Kagemusha
Dir: Akira Kurosawa
It is intersting to watch a great director miss the mark. Not everyone else's mark, Kurosawa could film himself mowing the lawn and it would be better than 90% of the movies ever made. But I have seen true jaw-dropping brilliance from the man. Kagemusha is not jaw dropping at all. And watching it teaches me about what makes a great film great.
It had been five years since Kurosawa went to the Soviet Union to make his very entertaining Dersu Uzala. He was having trouble getting financing in Japan. It was American backing in the name of George Lucas and Francis Ford Coppola who made Kagemush possible. I wonder if Kurosawa felt some pressure to make money with the film as a result. Certainly, this is most commerical feeling movie I have seen from him, the script and direction both clunky and garish.
The script falls pray to heavy handed plot summaries, as if Kurosawa were worried that people would be confused by the intricate story line. The story is about political intrique among and within rival samurai clans. After the death of the powerful Shingen Takeda, a body double is enlisted to hide the loss of the leader from enemies. These details are developed with leaden clarity. For example, when we are first introduced to Shingen's youthful heir, the child's nanny proceeds to relate the entire history of the family relations while dressing the boy. You know, cuase one often discusses that with a 7 year old right after his bath. It's like a Shakespeare play, where the audience is given the whole backstory by two guards gossiping in the first five minutes, or a messenger comes in with a ten minute speech that happens to set up all of the characters. Necessary on the stage, but artificial in a film.

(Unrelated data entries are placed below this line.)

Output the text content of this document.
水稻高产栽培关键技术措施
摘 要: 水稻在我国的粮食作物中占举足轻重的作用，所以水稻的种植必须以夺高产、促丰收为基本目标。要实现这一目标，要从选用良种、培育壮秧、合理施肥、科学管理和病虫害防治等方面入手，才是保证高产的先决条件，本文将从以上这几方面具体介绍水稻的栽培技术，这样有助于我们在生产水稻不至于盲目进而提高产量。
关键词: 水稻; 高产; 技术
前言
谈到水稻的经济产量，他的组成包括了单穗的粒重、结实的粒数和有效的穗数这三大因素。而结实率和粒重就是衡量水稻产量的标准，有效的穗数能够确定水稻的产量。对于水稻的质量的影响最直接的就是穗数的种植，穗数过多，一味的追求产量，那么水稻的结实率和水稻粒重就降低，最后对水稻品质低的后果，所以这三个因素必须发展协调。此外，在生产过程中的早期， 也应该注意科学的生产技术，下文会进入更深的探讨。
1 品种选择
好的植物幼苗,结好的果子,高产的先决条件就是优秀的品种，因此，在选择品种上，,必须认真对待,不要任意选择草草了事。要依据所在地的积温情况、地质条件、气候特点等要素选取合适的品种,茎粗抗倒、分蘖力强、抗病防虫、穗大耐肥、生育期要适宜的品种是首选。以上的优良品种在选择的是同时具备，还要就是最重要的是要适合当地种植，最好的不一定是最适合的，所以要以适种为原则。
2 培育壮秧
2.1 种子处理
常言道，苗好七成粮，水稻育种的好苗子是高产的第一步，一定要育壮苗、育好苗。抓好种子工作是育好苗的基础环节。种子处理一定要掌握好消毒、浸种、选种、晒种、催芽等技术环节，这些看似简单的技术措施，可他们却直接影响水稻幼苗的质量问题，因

And yet, amidst all of this naked plot development, the movie fails to provide any grander context about who these warlords are, what they are fighting for or how long this has been going on. The result is a script that focuses too narrowly on reminding us over and over about the basic plot points (it must have been six scenes where the body double was in danger of being discovered by various parties like the kid, his lovers, his guards, his horse etc., and at every one we are reminded what happens if the double is discovered) and too glibly on the real intrigue of Samurai macro-politics.
I found the use of color pretty heavy handed as well. A red sky becomes a cherry red sky here, like a red Corvette. The warriors are all wearing glow-in-the-dark green pants. The atmosphere of the lighting and color schemes comes off as neon, and the warriors tend to look like they are wearing day-glo BMX biking oufits as opposed to regal lacquered armor.
This movie is much better that most historical epics. But seeing a predestrian script really makes me appreciate a subtle one. And this movie makes me appreciate understated , yet still resonant, direction all the more.
In my mind, this movie is for AK completists only. Five years later comes Ran, which I have not seen yet. I will be interested if Kurosawa regains some of his spark in that oft praised film.